Num passeio pela casa, é fácil perceber-se a diversidade de actividades e serviços que a instituição oferece. A par dos imensos jardins tratados e devidamente equipados com bancos de descanso onde vários idosos fazem caminhadas e conversam à sombra das árvores nos dias de Verão, a pluralidade de espaços marca os Inválidos. Existem várias salas de estar e de convívio, enfermarias, gabinetes de enfermagem e médico, ginásio para a fisioterapia, salas de actividades e de realização de dinâmicas, um serviço de cabeleireiro permanente e muito requisitado pelos utentes, bar, jogos de mesa, etc. Os passeios ao exterior são regulares e as portas da casa estão sempre abertas.

Um grupo de jovens de um colégio da zona (S. João de Brito) também visita regularmente a instituição para estar com os mais velhos. “A ideia partiu de um grupo de professoras que sentem que há a necessidade de colocar os mais novos com os mais velhos porque com a vida urbana essa realidade é cada vez mais difícil de concretizar”, explica Isabel Lopes. A directora técnica refere que o grande desafio dos Inválidos é “preencher o tempo imenso por ocupar que foi ganho pela longevidade” e defende que o envelhecimento “deve ser trabalhado desde muito cedo”. A técnica dá como exemplo o hábito da leitura, que embora seja um bom passatempo, não deve ser único, uma vez que “se pode chegar a uma altura da vida em que já não nos seja possível ler e assim será muito útil se soubermos utilizar outro tipo de habilidades”. A assistente social refere que existem muitas pessoas que acabam por descobrir tardiamente “talentos escondidos”.
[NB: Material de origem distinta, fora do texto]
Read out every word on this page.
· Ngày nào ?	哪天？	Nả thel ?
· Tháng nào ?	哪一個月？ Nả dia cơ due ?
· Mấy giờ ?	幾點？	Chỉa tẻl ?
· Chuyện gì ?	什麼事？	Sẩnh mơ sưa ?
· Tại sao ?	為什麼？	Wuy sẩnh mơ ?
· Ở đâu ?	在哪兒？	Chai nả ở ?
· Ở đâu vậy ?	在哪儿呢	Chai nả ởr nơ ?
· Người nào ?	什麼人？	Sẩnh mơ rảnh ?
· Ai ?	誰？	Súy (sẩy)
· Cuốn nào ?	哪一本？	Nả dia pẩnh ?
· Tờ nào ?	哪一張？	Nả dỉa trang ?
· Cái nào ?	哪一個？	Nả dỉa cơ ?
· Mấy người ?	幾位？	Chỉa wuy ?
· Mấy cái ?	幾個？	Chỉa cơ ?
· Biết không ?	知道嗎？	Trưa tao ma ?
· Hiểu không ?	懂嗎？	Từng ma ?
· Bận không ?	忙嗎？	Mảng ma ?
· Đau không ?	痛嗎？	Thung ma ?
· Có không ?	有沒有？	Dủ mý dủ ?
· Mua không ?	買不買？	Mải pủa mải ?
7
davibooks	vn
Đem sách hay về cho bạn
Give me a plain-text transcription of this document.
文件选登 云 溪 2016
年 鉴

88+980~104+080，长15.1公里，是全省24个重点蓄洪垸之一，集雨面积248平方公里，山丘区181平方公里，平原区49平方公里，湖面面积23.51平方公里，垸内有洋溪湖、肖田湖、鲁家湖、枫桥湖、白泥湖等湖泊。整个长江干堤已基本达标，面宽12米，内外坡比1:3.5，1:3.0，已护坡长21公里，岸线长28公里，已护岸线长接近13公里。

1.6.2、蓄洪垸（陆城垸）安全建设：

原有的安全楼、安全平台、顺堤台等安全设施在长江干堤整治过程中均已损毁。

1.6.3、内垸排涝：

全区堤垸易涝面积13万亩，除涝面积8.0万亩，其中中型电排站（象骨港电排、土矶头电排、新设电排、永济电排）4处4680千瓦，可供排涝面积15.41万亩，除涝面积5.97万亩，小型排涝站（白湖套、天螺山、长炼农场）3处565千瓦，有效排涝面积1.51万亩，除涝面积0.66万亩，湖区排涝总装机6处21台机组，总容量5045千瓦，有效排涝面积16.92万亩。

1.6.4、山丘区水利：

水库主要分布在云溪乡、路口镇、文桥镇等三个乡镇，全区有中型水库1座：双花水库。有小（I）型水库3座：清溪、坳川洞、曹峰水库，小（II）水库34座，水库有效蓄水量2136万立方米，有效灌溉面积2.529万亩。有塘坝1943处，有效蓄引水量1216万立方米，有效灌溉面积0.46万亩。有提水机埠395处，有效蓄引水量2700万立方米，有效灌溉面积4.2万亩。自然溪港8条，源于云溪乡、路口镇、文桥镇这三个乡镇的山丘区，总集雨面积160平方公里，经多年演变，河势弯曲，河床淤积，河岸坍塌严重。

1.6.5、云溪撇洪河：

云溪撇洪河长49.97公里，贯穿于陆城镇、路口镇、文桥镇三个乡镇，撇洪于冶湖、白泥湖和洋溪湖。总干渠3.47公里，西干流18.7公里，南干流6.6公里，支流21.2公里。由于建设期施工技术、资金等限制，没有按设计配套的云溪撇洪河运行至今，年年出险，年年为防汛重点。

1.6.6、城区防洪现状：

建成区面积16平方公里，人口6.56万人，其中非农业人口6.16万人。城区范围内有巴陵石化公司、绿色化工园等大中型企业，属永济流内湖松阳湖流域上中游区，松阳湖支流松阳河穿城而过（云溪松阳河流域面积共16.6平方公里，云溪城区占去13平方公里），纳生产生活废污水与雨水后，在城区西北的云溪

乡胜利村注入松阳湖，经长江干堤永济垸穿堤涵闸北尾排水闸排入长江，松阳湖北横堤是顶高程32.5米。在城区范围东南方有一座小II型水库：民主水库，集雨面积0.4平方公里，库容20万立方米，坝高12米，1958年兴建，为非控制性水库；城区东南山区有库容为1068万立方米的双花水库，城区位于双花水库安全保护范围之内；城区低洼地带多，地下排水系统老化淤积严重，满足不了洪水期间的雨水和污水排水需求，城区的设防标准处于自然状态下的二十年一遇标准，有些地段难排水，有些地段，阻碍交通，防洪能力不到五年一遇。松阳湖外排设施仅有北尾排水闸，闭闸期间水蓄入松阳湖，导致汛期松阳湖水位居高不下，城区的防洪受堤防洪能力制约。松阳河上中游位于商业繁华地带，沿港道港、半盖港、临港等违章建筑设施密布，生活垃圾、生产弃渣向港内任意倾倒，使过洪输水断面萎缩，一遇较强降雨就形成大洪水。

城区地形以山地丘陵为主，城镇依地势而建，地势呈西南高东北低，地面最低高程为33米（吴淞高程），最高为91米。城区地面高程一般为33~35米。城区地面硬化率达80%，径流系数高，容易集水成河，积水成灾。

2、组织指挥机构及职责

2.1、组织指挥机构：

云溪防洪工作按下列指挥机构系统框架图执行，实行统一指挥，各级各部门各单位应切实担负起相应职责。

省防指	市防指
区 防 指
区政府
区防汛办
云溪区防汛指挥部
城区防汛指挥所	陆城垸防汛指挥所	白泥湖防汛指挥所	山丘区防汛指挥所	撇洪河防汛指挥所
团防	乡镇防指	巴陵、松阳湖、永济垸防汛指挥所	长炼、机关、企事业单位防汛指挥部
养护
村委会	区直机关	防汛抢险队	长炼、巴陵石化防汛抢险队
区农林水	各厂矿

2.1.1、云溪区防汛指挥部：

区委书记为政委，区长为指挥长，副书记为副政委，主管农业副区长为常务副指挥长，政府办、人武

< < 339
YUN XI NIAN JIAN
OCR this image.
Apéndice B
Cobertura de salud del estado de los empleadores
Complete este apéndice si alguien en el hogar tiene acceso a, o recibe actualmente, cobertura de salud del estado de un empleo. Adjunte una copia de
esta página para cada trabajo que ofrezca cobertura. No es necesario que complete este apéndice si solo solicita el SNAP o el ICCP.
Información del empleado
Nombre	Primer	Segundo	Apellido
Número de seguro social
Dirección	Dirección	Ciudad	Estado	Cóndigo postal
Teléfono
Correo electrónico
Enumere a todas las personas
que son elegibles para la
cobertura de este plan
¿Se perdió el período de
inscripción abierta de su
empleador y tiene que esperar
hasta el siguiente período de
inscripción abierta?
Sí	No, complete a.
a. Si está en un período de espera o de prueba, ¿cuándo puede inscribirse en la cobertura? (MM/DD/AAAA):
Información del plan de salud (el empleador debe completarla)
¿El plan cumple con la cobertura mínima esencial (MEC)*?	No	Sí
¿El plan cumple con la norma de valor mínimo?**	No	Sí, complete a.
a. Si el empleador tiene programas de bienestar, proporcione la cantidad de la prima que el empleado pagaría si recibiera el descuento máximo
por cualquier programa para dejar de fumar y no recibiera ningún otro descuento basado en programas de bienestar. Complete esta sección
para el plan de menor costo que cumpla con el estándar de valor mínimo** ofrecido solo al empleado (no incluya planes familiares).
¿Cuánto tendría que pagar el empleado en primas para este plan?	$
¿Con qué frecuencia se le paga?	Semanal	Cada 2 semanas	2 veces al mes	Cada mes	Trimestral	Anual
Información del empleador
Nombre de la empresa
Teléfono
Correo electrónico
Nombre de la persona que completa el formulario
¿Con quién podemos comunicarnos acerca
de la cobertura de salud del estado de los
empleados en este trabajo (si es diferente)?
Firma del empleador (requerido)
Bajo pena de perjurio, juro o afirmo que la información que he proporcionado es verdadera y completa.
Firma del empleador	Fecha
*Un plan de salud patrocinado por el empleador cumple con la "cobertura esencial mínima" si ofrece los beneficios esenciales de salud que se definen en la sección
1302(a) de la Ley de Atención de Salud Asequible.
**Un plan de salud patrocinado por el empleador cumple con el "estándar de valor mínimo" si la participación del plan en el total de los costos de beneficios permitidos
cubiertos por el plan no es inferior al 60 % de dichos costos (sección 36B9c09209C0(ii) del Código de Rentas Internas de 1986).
O período médio de permanência de um utente na instituição é de cinco anos e meio, mas há pessoas que já lá estão há quase duas décadas. Muitos dos utentes sofrem de demências complexas, o que torna mais complicado o trabalho dos profissionais, mas a preocupação de encarar cada utente como um cidadão de direito é uma constante.

Com uma lista de espera de 1300 pessoas, aproximadamente, os Inválidos do Comércio orgulham-se de marcar a diferença pela individualização dos serviços. Isabel Lopes sintetiza a missão da instituição desta forma: “entendemos que envelhecer é um exercício de cidadania e nós fazemos isso, diariamente”.